A–E These show the treatment-dependent mean scores of ALSAQ40 physical mobility, Activity Daily Living (ADL) and independence, eating and drinking, communication, and emotional functioning main questions, respectively, from baseline to study end. Panel F shows ALSAQ40 mean total score from baseline to study end (red = R1, rapamycin 1 mg/m2/d, violet = R2, rapamycin 2 mg/m2/d, blue = P, placebo; Intention to treat population). Source data are provided as a Source Data file.
Safety and drug adherence
A total of 23 over 42 individuals (55%) in the rapamycin group and 11 over 21 individuals (52%) in the placebo group had one or more AEs during the trial (Table S16). The total number of reported AEs was 23 for placebo arm, and 46 for the rapamycin arms. Severe AEs (SAEs) were 7 in the placebo group (30.4% of total AEs in that group), and 9 in the rapamycin groups (19.6% of total AEs in those groups) (Table S17). Among the totality of AEs, four caused treatment discontinuation (one in the placebo group and three in the rapamycin groups) (Table S17).

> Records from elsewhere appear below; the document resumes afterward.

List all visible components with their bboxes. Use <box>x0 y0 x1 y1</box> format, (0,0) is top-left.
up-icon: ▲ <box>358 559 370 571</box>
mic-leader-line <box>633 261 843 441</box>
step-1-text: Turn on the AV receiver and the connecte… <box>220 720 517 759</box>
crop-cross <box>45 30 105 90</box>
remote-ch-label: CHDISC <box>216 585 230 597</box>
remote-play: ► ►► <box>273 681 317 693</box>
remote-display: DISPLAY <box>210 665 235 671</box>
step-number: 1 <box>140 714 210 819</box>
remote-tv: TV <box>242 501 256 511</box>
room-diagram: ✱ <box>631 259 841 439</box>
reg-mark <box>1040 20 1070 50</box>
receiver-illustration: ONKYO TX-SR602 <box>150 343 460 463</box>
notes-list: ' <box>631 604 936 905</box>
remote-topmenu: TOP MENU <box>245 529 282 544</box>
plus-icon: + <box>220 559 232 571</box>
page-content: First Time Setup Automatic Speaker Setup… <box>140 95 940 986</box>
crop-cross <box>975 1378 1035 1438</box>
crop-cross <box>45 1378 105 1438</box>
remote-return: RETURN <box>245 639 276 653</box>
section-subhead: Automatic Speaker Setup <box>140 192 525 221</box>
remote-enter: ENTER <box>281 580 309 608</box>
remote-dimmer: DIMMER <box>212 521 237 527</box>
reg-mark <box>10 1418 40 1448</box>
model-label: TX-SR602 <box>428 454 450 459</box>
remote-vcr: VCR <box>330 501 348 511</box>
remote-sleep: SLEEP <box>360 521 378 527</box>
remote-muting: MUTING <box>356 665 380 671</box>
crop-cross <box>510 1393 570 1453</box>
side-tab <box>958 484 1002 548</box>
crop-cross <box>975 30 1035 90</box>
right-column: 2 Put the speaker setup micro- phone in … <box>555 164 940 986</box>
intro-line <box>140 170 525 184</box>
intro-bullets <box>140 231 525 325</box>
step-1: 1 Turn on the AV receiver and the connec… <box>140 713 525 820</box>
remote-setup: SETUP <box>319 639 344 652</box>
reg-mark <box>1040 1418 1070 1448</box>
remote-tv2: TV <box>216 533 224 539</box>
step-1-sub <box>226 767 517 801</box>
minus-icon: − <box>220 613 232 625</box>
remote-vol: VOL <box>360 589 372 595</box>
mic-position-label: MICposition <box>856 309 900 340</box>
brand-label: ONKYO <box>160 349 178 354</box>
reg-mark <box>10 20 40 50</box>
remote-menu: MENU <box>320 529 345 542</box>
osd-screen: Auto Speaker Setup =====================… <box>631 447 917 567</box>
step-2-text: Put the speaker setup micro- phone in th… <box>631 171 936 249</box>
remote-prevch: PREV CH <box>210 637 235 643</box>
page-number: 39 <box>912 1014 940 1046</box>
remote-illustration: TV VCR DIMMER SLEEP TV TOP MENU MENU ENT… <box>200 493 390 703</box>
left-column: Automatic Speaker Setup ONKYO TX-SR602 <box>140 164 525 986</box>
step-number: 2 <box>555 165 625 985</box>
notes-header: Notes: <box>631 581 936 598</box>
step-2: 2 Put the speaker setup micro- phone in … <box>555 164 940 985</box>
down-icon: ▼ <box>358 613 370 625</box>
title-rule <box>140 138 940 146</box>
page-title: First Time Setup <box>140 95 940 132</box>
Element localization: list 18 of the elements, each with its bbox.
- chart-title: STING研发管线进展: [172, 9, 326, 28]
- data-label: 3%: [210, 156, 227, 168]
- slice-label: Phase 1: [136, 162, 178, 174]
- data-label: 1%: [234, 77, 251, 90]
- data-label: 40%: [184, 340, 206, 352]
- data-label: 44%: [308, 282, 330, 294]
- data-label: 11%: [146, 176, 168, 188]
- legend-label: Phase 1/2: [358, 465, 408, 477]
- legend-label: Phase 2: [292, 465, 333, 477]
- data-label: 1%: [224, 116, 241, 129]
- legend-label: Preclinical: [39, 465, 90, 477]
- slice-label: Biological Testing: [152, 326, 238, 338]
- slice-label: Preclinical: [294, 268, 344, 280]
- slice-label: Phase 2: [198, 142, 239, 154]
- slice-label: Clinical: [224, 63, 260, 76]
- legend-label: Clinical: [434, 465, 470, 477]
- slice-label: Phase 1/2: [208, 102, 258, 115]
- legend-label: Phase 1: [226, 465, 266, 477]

Individuals with SAEs were 19% both in the placebo and in the rapamycin groups (Table S18).
Events occurring at a greater frequency in the rapamycin group were primarily skin and subcutaneous tissue disorders (erythema, pruritus, rash, conjunctivitis, dermatitis, eczema), then gastrointestinal disorders, injuries, respiratory disorders, headache and psychiatric disorders (Table 5).The majority of SAEs were represented by complications related to disease progression, such as dysphagia and hospital admissions to undergo PEG positioning, or respiratory failure/pneumonia. One subject committed suicide.
Of note, there was a case of acute hepatitis probably related to the study drug, that occurred in a subject allocated to the rapamycin 2 mg/m2/day treatment arm, who had a very high peak of rapamycin at first blood dosage and for whom dose reduction applied. No permanent consequences had been reported from this event.
A total of 11% of the participants dropped out during the study treatment, 5% in the placebo group and 14.3% in the rapamycin group. During follow up time, 24% of patients in each group abandoned the study. Events leading to discontinuation of the treatment are presented in Table S19. Data on adherence to the trial regimen are summarized in Table S20.
Drug dosage assessment
Plasma levels of rapamycin at different time points for each treatment arm are displayed in Fig. S6. While patients who were allocated to rapamycin 1 mg/m2/day treatment had a quite stable plasma dosage, patients allocated to the other treatment arm, during the first dosages presented an initial peak, with plasma levels above the upper limit of therapeutic range and also of the safety threshold (15 ng/ml), that next required drug re-dosing either to 1 mg/m2/day arm or to the minimal dose of 1 mg/day. Finally, examining CSF samples of patients at week 18 by LC-MS/MS a clear peak corresponding to Sirolimus was not detected neither in the CSF of treated patients, nor in the CSF of placebo (Fig. S7).